Представитель Нобелевского комитета некий Ларс Олафер столь бурно выразил радость, узнав о предстоящем свидании с прославленным генералом, что полковник Сайрус счел нужным пополнить свой и без того богатый арсенал газовыми баллончиками, упрятанными им и Романом Зет под одеждой.

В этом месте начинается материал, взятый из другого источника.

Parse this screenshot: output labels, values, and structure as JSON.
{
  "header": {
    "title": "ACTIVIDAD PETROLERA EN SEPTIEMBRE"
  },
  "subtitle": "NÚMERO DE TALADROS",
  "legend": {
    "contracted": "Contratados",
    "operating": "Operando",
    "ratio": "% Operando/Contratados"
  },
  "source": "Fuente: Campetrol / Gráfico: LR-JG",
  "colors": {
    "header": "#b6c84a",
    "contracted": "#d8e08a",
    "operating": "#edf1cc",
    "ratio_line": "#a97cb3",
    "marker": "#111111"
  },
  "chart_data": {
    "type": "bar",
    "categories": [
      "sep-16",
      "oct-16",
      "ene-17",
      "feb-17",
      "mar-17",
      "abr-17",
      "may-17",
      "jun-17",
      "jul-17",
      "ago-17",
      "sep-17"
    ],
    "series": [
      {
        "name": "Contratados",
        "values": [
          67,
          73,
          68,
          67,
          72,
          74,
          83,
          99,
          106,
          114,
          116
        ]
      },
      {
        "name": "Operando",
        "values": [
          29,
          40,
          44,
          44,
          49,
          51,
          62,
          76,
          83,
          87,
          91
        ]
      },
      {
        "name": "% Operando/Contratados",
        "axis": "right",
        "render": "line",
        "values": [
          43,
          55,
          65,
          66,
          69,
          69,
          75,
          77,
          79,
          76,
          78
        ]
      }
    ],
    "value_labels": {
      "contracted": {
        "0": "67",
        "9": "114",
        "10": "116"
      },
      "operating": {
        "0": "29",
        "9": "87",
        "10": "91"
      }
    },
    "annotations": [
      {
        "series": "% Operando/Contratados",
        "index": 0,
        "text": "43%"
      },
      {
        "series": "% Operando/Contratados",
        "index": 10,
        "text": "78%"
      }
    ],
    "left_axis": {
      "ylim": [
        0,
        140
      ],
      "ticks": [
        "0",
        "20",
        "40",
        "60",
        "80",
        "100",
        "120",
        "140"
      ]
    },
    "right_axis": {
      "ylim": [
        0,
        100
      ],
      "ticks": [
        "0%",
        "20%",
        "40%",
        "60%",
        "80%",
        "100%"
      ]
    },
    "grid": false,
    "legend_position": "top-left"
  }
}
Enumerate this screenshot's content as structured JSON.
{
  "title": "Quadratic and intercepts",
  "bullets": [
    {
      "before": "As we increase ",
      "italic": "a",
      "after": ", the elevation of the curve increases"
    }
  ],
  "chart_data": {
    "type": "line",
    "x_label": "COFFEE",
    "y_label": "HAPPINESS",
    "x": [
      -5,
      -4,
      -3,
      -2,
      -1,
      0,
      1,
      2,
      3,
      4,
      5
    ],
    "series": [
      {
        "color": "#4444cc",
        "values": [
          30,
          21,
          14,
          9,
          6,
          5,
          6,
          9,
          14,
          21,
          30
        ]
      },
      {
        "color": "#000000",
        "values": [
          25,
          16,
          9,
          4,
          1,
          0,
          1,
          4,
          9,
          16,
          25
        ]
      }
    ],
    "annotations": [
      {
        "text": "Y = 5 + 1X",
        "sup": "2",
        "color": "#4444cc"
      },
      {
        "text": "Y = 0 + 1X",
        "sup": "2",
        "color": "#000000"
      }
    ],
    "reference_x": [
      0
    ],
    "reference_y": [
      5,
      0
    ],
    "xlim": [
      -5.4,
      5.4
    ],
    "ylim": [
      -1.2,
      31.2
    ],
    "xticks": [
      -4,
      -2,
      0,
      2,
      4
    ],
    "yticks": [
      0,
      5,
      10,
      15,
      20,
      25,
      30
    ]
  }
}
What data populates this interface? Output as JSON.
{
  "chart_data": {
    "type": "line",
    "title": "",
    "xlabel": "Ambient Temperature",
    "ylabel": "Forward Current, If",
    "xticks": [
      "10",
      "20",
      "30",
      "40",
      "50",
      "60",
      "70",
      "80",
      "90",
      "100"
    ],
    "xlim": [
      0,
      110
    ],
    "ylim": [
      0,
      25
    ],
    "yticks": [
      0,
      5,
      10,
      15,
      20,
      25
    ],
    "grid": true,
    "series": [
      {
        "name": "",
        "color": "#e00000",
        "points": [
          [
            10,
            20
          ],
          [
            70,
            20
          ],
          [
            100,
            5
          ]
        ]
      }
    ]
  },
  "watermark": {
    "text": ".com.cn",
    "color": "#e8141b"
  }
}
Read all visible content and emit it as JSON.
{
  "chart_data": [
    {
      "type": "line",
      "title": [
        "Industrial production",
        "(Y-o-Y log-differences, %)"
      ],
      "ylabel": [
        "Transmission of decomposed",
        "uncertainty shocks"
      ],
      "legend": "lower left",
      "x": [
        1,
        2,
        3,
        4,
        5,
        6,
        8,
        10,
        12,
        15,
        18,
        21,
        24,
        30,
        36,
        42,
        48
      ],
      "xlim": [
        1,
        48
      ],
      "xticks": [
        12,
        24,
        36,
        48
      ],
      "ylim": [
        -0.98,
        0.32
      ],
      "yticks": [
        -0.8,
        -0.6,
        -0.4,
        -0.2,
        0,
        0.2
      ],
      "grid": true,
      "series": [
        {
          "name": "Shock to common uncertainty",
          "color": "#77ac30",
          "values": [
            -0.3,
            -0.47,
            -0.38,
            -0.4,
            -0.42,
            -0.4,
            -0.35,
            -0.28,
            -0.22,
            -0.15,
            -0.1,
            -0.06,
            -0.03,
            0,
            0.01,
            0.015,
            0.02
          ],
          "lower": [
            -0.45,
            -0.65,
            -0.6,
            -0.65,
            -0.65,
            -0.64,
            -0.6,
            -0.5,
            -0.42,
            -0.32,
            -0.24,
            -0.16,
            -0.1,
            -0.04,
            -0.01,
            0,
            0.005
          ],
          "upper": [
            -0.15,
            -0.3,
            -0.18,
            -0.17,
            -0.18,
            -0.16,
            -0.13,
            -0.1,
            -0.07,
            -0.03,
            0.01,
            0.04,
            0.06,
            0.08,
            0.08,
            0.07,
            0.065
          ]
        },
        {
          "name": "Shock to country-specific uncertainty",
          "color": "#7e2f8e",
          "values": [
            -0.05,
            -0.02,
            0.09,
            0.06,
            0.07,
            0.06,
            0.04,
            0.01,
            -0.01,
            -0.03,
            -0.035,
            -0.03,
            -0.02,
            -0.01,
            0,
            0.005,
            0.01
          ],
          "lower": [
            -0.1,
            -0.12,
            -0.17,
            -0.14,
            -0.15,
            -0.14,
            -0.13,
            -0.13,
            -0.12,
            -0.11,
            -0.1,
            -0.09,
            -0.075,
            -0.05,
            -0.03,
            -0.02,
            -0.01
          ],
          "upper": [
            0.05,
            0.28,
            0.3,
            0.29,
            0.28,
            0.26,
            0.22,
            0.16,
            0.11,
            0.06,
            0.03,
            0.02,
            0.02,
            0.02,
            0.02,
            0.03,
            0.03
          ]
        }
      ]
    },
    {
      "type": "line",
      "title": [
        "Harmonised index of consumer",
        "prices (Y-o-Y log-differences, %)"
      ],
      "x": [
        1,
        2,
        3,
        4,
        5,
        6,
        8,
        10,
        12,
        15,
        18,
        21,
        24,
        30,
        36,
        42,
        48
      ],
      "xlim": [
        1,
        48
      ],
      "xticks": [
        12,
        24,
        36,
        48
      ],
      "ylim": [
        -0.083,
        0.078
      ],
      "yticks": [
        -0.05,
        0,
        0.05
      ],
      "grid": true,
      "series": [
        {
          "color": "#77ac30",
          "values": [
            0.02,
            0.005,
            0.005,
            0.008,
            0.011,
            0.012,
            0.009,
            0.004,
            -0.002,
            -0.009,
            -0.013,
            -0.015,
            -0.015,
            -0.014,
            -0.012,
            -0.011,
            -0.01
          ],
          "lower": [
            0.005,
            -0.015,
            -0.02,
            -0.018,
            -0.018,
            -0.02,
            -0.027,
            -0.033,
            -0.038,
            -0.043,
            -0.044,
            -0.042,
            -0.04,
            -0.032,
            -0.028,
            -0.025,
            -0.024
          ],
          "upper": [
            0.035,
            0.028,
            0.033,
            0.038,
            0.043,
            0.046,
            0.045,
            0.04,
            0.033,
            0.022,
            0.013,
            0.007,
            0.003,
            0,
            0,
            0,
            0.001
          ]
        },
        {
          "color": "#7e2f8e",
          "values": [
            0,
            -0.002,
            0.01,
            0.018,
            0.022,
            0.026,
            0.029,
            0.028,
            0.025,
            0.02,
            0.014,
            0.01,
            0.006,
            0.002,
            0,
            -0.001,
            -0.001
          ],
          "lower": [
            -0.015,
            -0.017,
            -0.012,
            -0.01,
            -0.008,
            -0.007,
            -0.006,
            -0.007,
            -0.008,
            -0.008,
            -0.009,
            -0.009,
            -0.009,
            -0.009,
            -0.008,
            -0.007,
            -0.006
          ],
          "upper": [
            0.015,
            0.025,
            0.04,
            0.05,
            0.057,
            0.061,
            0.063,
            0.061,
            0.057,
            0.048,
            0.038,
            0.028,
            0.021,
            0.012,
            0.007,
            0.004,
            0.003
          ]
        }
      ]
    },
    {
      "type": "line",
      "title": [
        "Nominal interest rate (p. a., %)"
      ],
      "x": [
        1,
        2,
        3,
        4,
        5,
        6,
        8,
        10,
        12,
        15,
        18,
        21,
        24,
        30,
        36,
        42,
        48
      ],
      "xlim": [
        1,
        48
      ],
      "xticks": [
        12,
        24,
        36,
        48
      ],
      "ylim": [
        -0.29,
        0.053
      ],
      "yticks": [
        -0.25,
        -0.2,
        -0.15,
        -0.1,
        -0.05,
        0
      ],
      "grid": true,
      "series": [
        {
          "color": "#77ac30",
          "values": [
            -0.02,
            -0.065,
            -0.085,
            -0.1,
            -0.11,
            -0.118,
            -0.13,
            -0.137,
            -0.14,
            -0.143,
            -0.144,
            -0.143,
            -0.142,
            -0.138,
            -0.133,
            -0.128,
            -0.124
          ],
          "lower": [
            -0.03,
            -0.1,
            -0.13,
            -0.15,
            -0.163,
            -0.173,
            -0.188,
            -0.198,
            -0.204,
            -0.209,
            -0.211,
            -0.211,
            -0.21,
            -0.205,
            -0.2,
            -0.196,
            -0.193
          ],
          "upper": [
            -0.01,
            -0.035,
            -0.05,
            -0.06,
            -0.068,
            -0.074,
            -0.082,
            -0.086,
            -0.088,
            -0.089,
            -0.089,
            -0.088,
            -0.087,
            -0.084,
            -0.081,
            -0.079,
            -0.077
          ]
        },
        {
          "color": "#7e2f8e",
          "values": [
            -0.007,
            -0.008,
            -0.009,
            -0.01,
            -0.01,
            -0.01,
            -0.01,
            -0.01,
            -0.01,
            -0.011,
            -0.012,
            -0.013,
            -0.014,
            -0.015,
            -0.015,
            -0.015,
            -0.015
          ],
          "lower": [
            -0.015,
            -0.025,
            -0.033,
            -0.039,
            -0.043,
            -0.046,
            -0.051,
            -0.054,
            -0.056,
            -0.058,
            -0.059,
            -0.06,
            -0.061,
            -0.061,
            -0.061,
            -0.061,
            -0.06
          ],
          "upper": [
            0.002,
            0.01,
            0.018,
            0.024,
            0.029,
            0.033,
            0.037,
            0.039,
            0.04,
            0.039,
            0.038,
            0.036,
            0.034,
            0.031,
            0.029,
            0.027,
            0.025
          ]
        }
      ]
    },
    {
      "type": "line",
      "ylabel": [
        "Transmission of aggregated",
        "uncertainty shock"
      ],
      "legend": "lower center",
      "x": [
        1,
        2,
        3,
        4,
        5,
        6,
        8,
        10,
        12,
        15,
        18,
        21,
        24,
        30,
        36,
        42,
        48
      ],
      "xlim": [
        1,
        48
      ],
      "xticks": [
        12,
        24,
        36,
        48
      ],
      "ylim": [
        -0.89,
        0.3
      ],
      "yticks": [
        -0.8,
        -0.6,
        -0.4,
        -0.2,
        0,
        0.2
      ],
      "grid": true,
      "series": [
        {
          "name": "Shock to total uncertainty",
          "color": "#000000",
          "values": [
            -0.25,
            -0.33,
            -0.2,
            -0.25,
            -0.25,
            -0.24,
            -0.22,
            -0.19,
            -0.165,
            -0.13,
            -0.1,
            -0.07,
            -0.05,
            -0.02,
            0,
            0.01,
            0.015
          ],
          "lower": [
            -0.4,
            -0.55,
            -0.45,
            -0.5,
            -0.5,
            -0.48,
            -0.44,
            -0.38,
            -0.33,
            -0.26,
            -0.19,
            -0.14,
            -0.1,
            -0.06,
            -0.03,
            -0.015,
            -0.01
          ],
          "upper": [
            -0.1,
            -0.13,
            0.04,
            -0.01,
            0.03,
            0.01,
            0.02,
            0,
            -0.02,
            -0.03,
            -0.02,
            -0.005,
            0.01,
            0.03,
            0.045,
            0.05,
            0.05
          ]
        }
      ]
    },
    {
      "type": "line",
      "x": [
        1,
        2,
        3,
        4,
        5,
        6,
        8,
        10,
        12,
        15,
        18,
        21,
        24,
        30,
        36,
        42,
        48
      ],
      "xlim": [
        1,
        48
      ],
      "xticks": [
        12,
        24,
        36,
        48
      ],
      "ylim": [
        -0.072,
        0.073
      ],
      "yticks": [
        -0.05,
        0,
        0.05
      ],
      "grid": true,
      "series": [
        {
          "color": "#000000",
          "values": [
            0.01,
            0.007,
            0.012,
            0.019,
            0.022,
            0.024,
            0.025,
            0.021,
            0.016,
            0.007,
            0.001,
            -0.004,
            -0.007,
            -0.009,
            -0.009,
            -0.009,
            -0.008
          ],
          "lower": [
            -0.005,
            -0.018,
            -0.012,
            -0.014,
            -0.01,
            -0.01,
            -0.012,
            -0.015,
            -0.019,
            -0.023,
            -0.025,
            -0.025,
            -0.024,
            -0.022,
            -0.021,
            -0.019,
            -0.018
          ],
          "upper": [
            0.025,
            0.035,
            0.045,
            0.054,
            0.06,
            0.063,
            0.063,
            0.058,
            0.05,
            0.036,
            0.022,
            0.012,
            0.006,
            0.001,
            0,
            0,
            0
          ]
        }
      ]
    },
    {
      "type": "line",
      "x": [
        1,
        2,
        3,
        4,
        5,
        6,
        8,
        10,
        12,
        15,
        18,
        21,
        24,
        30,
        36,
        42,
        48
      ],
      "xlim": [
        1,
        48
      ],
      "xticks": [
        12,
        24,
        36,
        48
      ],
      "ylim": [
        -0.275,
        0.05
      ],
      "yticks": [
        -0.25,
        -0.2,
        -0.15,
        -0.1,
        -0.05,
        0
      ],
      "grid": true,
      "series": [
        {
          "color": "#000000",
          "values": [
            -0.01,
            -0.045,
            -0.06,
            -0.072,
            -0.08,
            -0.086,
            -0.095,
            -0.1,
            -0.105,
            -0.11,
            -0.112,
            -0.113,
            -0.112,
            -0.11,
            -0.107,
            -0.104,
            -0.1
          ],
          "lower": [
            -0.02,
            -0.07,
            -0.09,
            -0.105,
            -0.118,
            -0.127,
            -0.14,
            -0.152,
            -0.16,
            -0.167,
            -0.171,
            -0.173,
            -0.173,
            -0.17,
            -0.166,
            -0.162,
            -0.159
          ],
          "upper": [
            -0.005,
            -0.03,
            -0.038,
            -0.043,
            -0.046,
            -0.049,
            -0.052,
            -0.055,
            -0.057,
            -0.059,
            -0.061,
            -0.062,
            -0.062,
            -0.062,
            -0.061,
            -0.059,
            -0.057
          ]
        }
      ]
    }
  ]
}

Кроме того, в лучших традициях подпольщиков, вынужденных бороться с предателями в своих рядах, были приняты контрмеры против готовящейся ловушки. Кто-кто, а уж Сайрус-то точно знал, как это делается. «Крыс» заманивают в западню, обездвиживают и, предварительно связав, доставляют в положенное место, где их подвергают допросу, но без телесных увечий. В крайнем случае можно лишь припугнуть.
– В мундире я выглядел бы гораздо эффектнее! – сокрушался Саттон, облаченный в костюм в узкую полоску, доставленный ему из его бостонской квартиры, когда он в сопровождении Сайруса и Романа Зет шествовал по коридору отеля. – Эта чертова одежда больше подходит для пьесы Бернарда Шоу «Миллионерша», но не для нашего задания.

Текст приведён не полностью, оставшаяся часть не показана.